Eric Garner's autopsy results were not enough for the Staten Island grand jury to indict the accused NYPD cop, Daniel Pantaleo.
On Wednesday, the case involving a 43-year-old man who died after NYPD cops pinned him down for allegedly distributing unlicensed cigarettes, has finally ended but it was mostly favourable to the accused cop who did a chokehold on Garner while other cops were restraining him, reports New York Times.
As per earlier reports, Eric Garner's autopsy results showed that he died of homicide resulting from the chokehold and the compression of his chest.

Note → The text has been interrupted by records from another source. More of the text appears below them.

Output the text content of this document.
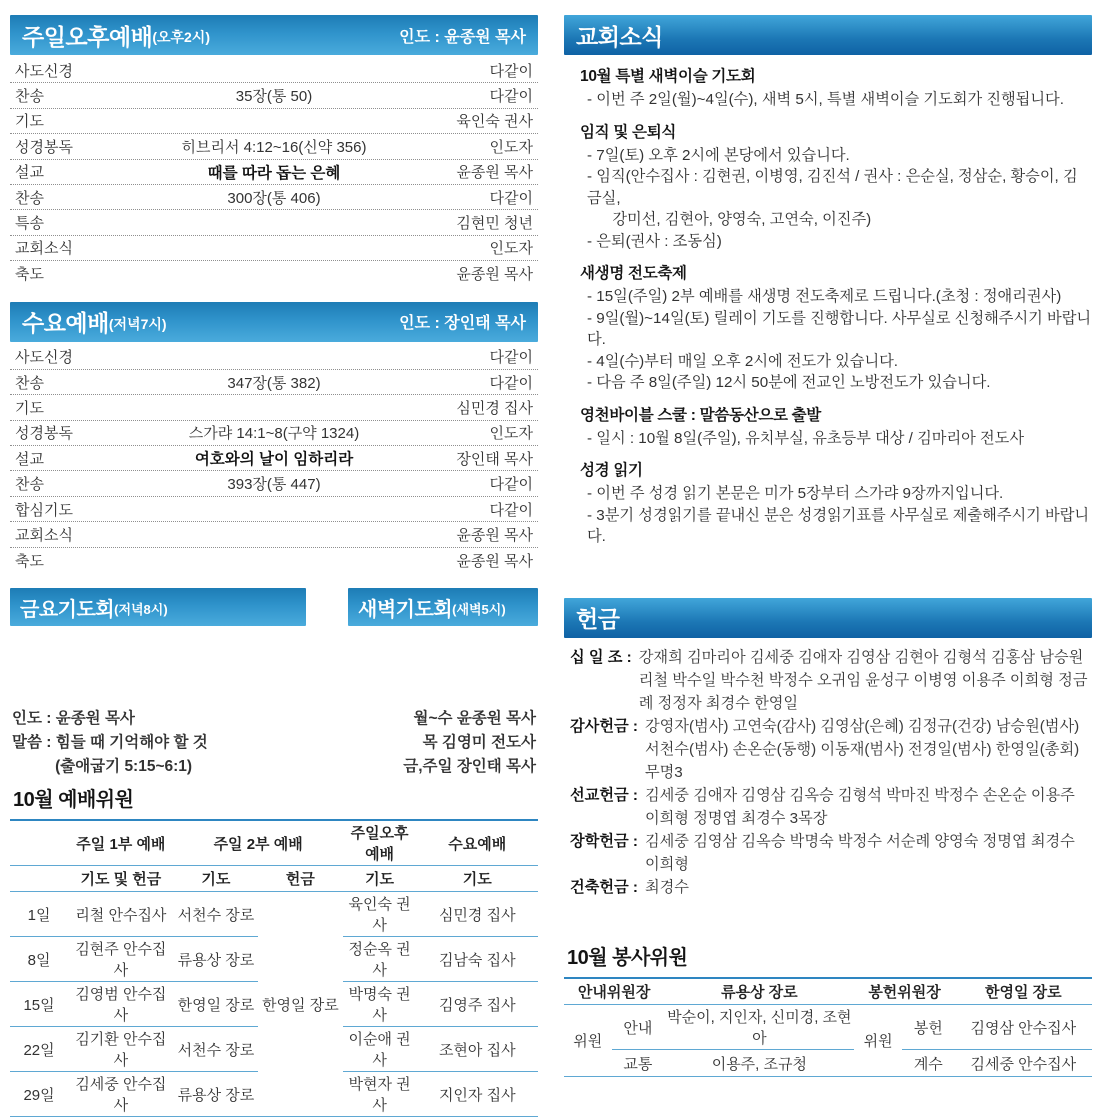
주일오후예배 (오후2시)	인도 : 윤종원 목사
사도신경	다같이
찬송	35장(통 50)	다같이
기도	육인숙 권사
성경봉독	히브리서 4:12~16(신약 356)	인도자
설교	때를 따라 돕는 은혜	윤종원 목사
찬송	300장(통 406)	다같이
특송	김현민 청년
교회소식	인도자
축도	윤종원 목사
수요예배 (저녁7시)	인도 : 장인태 목사
사도신경	다같이
찬송	347장(통 382)	다같이
기도	심민경 집사
성경봉독	스가랴 14:1~8(구약 1324)	인도자
설교	여호와의 날이 임하리라	장인태 목사
찬송	393장(통 447)	다같이
합심기도	다같이
교회소식	윤종원 목사
축도	윤종원 목사
금요기도회 (저녁8시)	새벽기도회 (새벽5시)

인도 : 윤종원 목사
말씀 : 힘들 때 기억해야 할 것
(출애굽기 5:15~6:1)

월~수 윤종원 목사
목 김영미 전도사
금,주일 장인태 목사
10월 예배위원
	주일 1부 예배	주일 2부 예배		주일오후예배	수요예배
	기도 및 헌금	기도	헌금	기도	기도
1일	리철 안수집사	서천수 장로	한영일 장로	육인숙 권사	심민경 집사
8일	김현주 안수집사	류용상 장로		정순옥 권사	김남숙 집사
15일	김영범 안수집사	한영일 장로		박명숙 권사	김영주 집사
22일	김기환 안수집사	서천수 장로		이순애 권사	조현아 집사
29일	김세중 안수집사	류용상 장로		박현자 권사	지인자 집사
교회소식
10월 특별 새벽이슬 기도회
- 이번 주 2일(월)~4일(수), 새벽 5시, 특별 새벽이슬 기도회가 진행됩니다.
임직 및 은퇴식
- 7일(토) 오후 2시에 본당에서 있습니다.
- 임직(안수집사 : 김현권, 이병영, 김진석 / 권사 : 은순실, 정삼순, 황승이, 김금실,
강미선, 김현아, 양영숙, 고연숙, 이진주)
- 은퇴(권사 : 조동심)
새생명 전도축제
- 15일(주일) 2부 예배를 새생명 전도축제로 드립니다.(초청 : 정애리권사)
- 9일(월)~14일(토) 릴레이 기도를 진행합니다. 사무실로 신청해주시기 바랍니다.
- 4일(수)부터 매일 오후 2시에 전도가 있습니다.
- 다음 주 8일(주일) 12시 50분에 전교인 노방전도가 있습니다.
영천바이블 스쿨 : 말씀동산으로 출발
- 일시 : 10월 8일(주일), 유치부실, 유초등부 대상 / 김마리아 전도사
성경 읽기
- 이번 주 성경 읽기 본문은 미가 5장부터 스가랴 9장까지입니다.
- 3분기 성경읽기를 끝내신 분은 성경읽기표를 사무실로 제출해주시기 바랍니다.
헌금
십 일 조 : 강재희 김마리아 김세중 김애자 김영삼 김현아 김형석 김홍삼 남승원 리철 박수일 박수천 박정수 오귀임 윤성구 이병영 이용주 이희형 정금례 정정자 최경수 한영일
감사헌금 : 강영자(범사) 고연숙(감사) 김영삼(은혜) 김정규(건강) 남승원(범사) 서천수(범사) 손온순(동행) 이동재(범사) 전경일(범사) 한영일(총회) 무명3
선교헌금 : 김세중 김애자 김영삼 김옥승 김형석 박마진 박정수 손온순 이용주 이희형 정명엽 최경수 3목장
장학헌금 : 김세중 김영삼 김옥승 박명숙 박정수 서순례 양영숙 정명엽 최경수 이희형
건축헌금 : 최경수
10월 봉사위원
안내위원장		류용상 장로	봉헌위원장		한영일 장로
위원	안내	박순이, 지인자, 신미경, 조현아	위원	봉헌	김영삼 안수집사
	교통	이용주, 조규청		계수	김세중 안수집사
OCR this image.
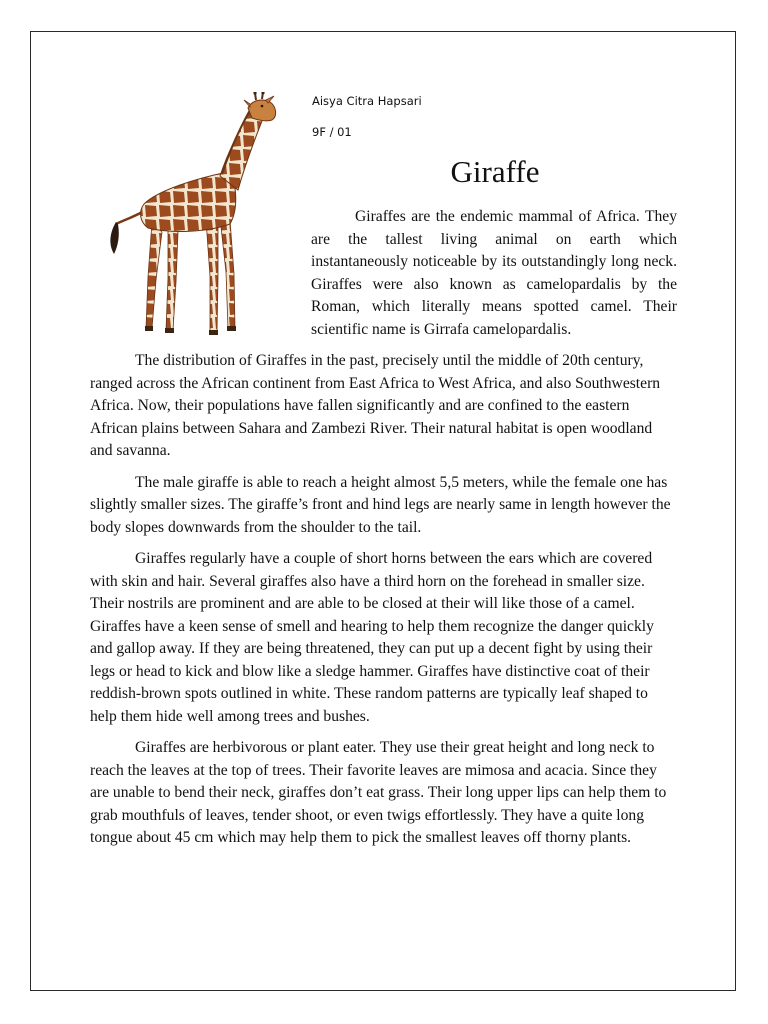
Aisya Citra Hapsari
9F / 01
Giraffe

Giraffes are the endemic mammal of Africa. They are the tallest living animal on earth which instantaneously noticeable by its outstandingly long neck. Giraffes were also known as camelopardalis by the Roman, which literally means spotted camel. Their scientific name is Girrafa camelopardalis.

The distribution of Giraffes in the past, precisely until the middle of 20th century, ranged across the African continent from East Africa to West Africa, and also Southwestern Africa. Now, their populations have fallen significantly and are confined to the eastern African plains between Sahara and Zambezi River. Their natural habitat is open woodland and savanna.

The male giraffe is able to reach a height almost 5,5 meters, while the female one has slightly smaller sizes. The giraffe’s front and hind legs are nearly same in length however the body slopes downwards from the shoulder to the tail.

Giraffes regularly have a couple of short horns between the ears which are covered with skin and hair. Several giraffes also have a third horn on the forehead in smaller size. Their nostrils are prominent and are able to be closed at their will like those of a camel. Giraffes have a keen sense of smell and hearing to help them recognize the danger quickly and gallop away. If they are being threatened, they can put up a decent fight by using their legs or head to kick and blow like a sledge hammer. Giraffes have distinctive coat of their reddish-brown spots outlined in white. These random patterns are typically leaf shaped to help them hide well among trees and bushes.

Giraffes are herbivorous or plant eater. They use their great height and long neck to reach the leaves at the top of trees. Their favorite leaves are mimosa and acacia. Since they are unable to bend their neck, giraffes don’t eat grass. Their long upper lips can help them to grab mouthfuls of leaves, tender shoot, or even twigs effortlessly. They have a quite long tongue about 45 cm which may help them to pick the smallest leaves off thorny plants.
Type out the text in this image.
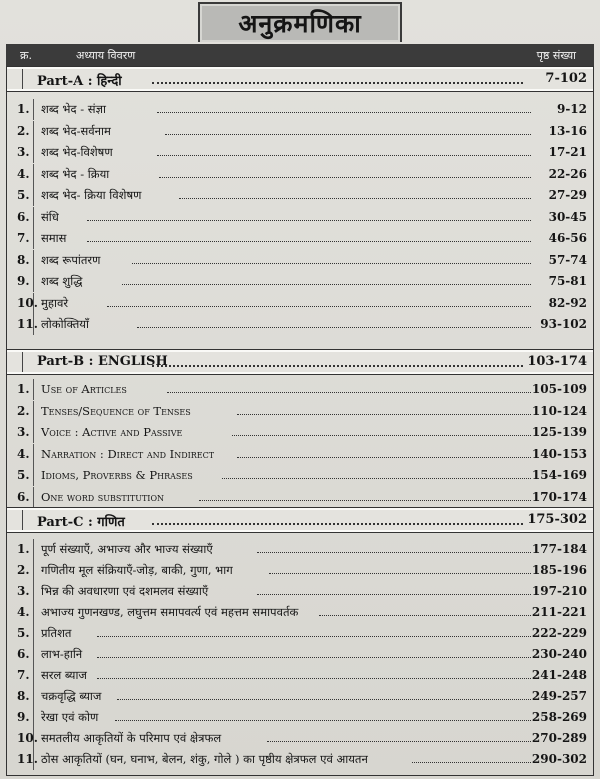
अनुक्रमणिका
क्र.	अध्याय विवरण	पृष्ठ संख्या
Part-A : हिन्दी	7-102
1. शब्द भेद - संज्ञा	9-12
2. शब्द भेद-सर्वनाम	13-16
3. शब्द भेद-विशेषण	17-21
4. शब्द भेद - क्रिया	22-26
5. शब्द भेद- क्रिया विशेषण	27-29
6. संधि	30-45
7. समास	46-56
8. शब्द रूपांतरण	57-74
9. शब्द शुद्धि	75-81
10. मुहावरे	82-92
11. लोकोक्तियाँ	93-102
Part-B : ENGLISH	103-174
1. Use of Articles	105-109
2. Tenses/Sequence of Tenses	110-124
3. Voice : Active and Passive	125-139
4. Narration : Direct and Indirect	140-153
5. Idioms, Proverbs & Phrases	154-169
6. One word substitution	170-174
Part-C : गणित	175-302
1. पूर्ण संख्याएँ, अभाज्य और भाज्य संख्याएँ	177-184
2. गणितीय मूल संक्रियाएँ-जोड़, बाकी, गुणा, भाग	185-196
3. भिन्न की अवधारणा एवं दशमलव संख्याएँ	197-210
4. अभाज्य गुणनखण्ड, लघुत्तम समापवर्त्य एवं महत्तम समापवर्तक	211-221
5. प्रतिशत	222-229
6. लाभ-हानि	230-240
7. सरल ब्याज	241-248
8. चक्रवृद्धि ब्याज	249-257
9. रेखा एवं कोण	258-269
10. समतलीय आकृतियों के परिमाप एवं क्षेत्रफल	270-289
11. ठोस आकृतियों (घन, घनाभ, बेलन, शंकु, गोले ) का पृष्ठीय क्षेत्रफल एवं आयतन	290-302
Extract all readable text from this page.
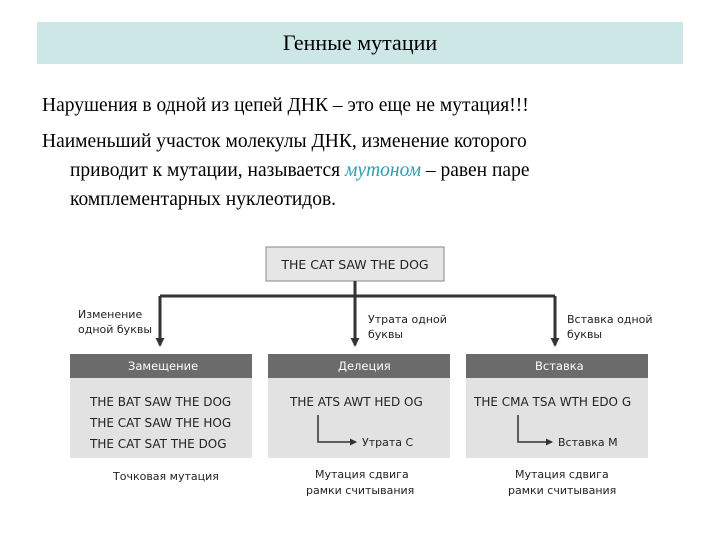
Генные мутации
Нарушения в одной из цепей ДНК – это еще не мутация!!!
Наименьший участок молекулы ДНК, изменение которого
приводит к мутации, называется мутоном – равен паре
комплементарных нуклеотидов.
THE CAT SAW THE DOG
Изменение
одной буквы
Утрата одной
буквы
Вставка одной
буквы
Замещение
THE BAT SAW THE DOG
THE CAT SAW THE HOG
THE CAT SAT THE DOG
Точковая мутация
Делеция
THE ATS AWT HED OG
Утрата С
Мутация сдвига
рамки считывания
Вставка
THE CMA TSA WTH EDO G
Вставка М
Мутация сдвига
рамки считывания
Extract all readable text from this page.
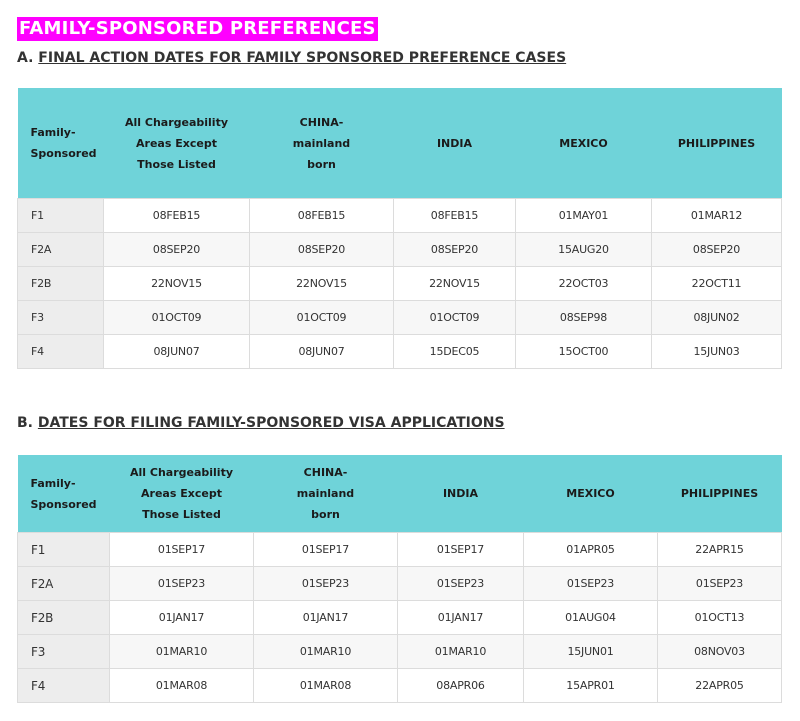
FAMILY-SPONSORED PREFERENCES
A. FINAL ACTION DATES FOR FAMILY SPONSORED PREFERENCE CASES
Family-
Sponsored	All Chargeability
Areas Except
Those Listed	CHINA-
mainland
born	INDIA	MEXICO	PHILIPPINES
F1	08FEB15	08FEB15	08FEB15	01MAY01	01MAR12
F2A	08SEP20	08SEP20	08SEP20	15AUG20	08SEP20
F2B	22NOV15	22NOV15	22NOV15	22OCT03	22OCT11
F3	01OCT09	01OCT09	01OCT09	08SEP98	08JUN02
F4	08JUN07	08JUN07	15DEC05	15OCT00	15JUN03
B. DATES FOR FILING FAMILY-SPONSORED VISA APPLICATIONS
Family-
Sponsored	All Chargeability
Areas Except
Those Listed	CHINA-
mainland
born	INDIA	MEXICO	PHILIPPINES
F1	01SEP17	01SEP17	01SEP17	01APR05	22APR15
F2A	01SEP23	01SEP23	01SEP23	01SEP23	01SEP23
F2B	01JAN17	01JAN17	01JAN17	01AUG04	01OCT13
F3	01MAR10	01MAR10	01MAR10	15JUN01	08NOV03
F4	01MAR08	01MAR08	08APR06	15APR01	22APR05
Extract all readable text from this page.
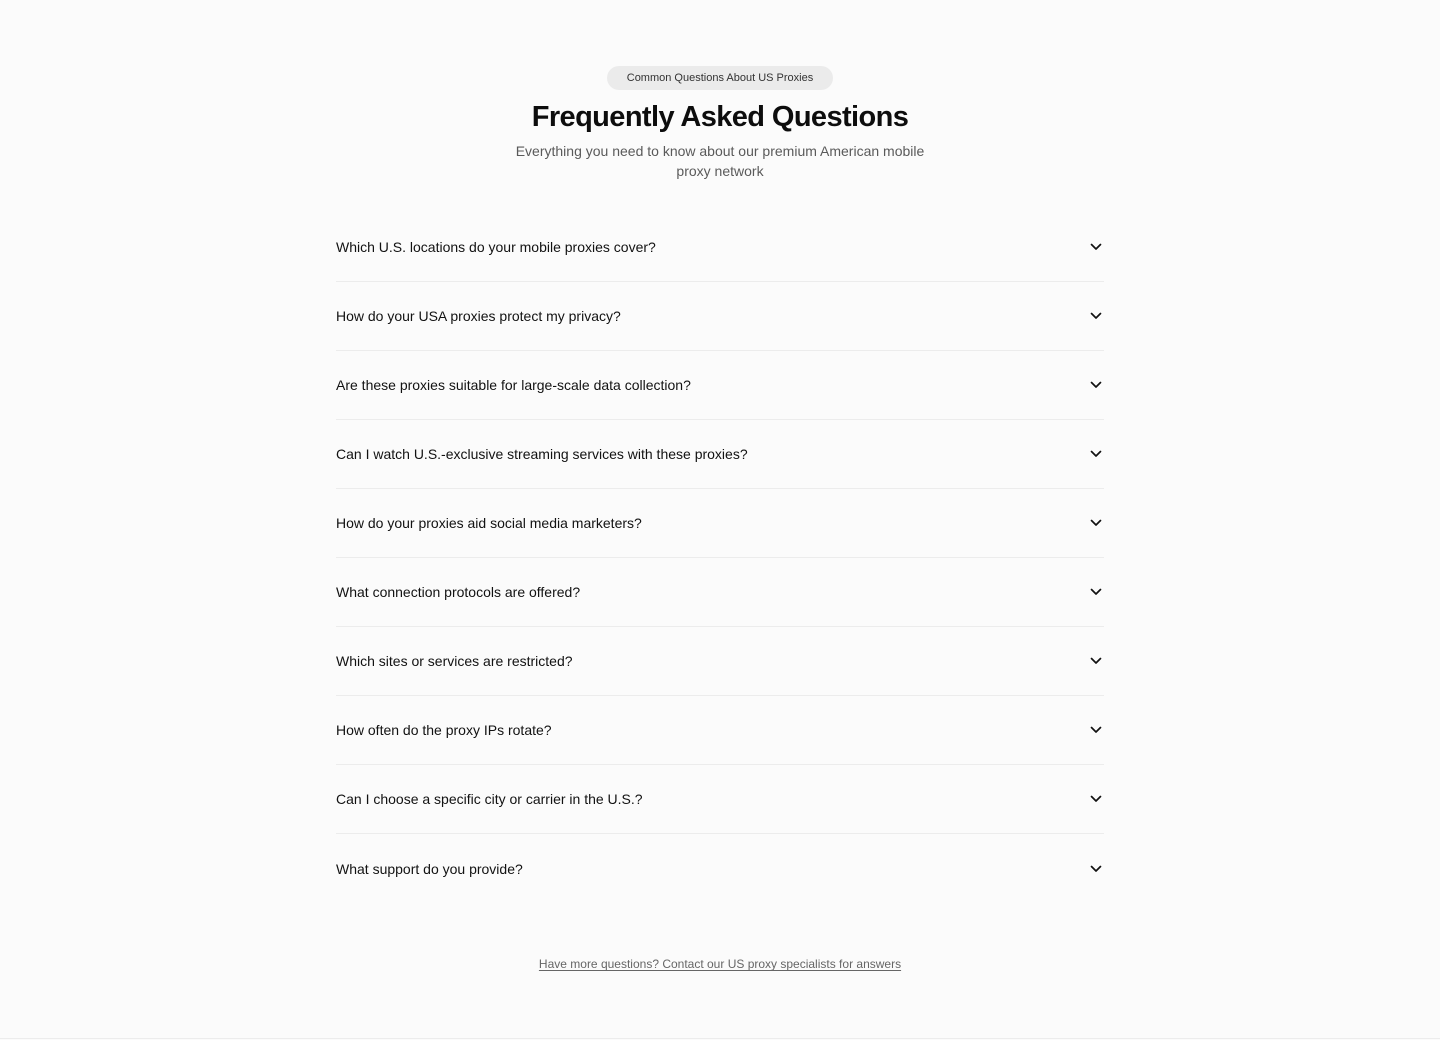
Common Questions About US Proxies
Frequently Asked Questions

Everything you need to know about our premium American mobile proxy network

Which U.S. locations do your mobile proxies cover?
How do your USA proxies protect my privacy?
Are these proxies suitable for large-scale data collection?
Can I watch U.S.-exclusive streaming services with these proxies?
How do your proxies aid social media marketers?
What connection protocols are offered?
Which sites or services are restricted?
How often do the proxy IPs rotate?
Can I choose a specific city or carrier in the U.S.?
What support do you provide?
Have more questions? Contact our US proxy specialists for answers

Since 1993, the chokehold maneuver has been banned by the Police Department. Despite this and the raw footage on how Garner was treated in the fatal encounter back in July, a Staten Island grand jury still didn't find Pantaleo guilty.
The jurors reportedly deliberated on the case for less than a day before revealing their decision that there was not adequate evidence to forward the charges pressed against the embattled officer.
The grand jury was mainly half white. The other half was equally divided between Hispanics and Blacks, as per court documents.
The ruling on Eric Garner's autopsy and case comes only a week after a different jury maintained that another white officer named Darren Wilson was not guilty of the fatal shooting of 18-year-old Michael Brown.
In a statement issued on Wednesday, Pantaleo insisted that he felt "very bad about the death of Mr. Garner."
In his testimony in front of the jury, Pantaleo claimed that the maneuver he did was taught at the Police Academy.
However, Garner's wife, Esaw, did not give Pantaleo a chance and did not even accept the latter's apology for her husband's death.
"Hell, no," Ms. Garner said. "The time for remorse for the death of my husband was when he was yelling to breathe."
"He's still feeding his kids," she added, "and my husband is six feet under and I'm looking for a way to feed my kids now."
Meanwhile, protestors flocked the streets from Tompkinsville to Times Square after the grand jury announced their decision that Eric Garner's autopsy results and all the other evidences presented in court were not enough.
Many of the protestors used Garner's words in the viral raw footage of the July incident. Some shouted, "This stops today" while others chanted, "I can't breathe."
U.S. President Barack Obama has also expressed his disappointment over the case and his move to help seek justice for Garner.
"When anybody in this country is not being treated equally under the law, that is a problem," Obama said, "and it's my job as president to help solve it."
According to BreitBart, Eric Garner's autopsy revealed that the 43-year-old was killed by homicide that's due t "compression of neck (choke hold), compression of chest and prone positioning during physical restraint by police."
However, Eric Garner's autopsy results also stated that he died die to acute and chronic bronchial asthma, obesity and heart disease.
"If an obese person with co-existing medical problems can't get good oxygenation to begin with, then a chokehold could put him over the edge," said an insider close to the Medical Examiner's coroners.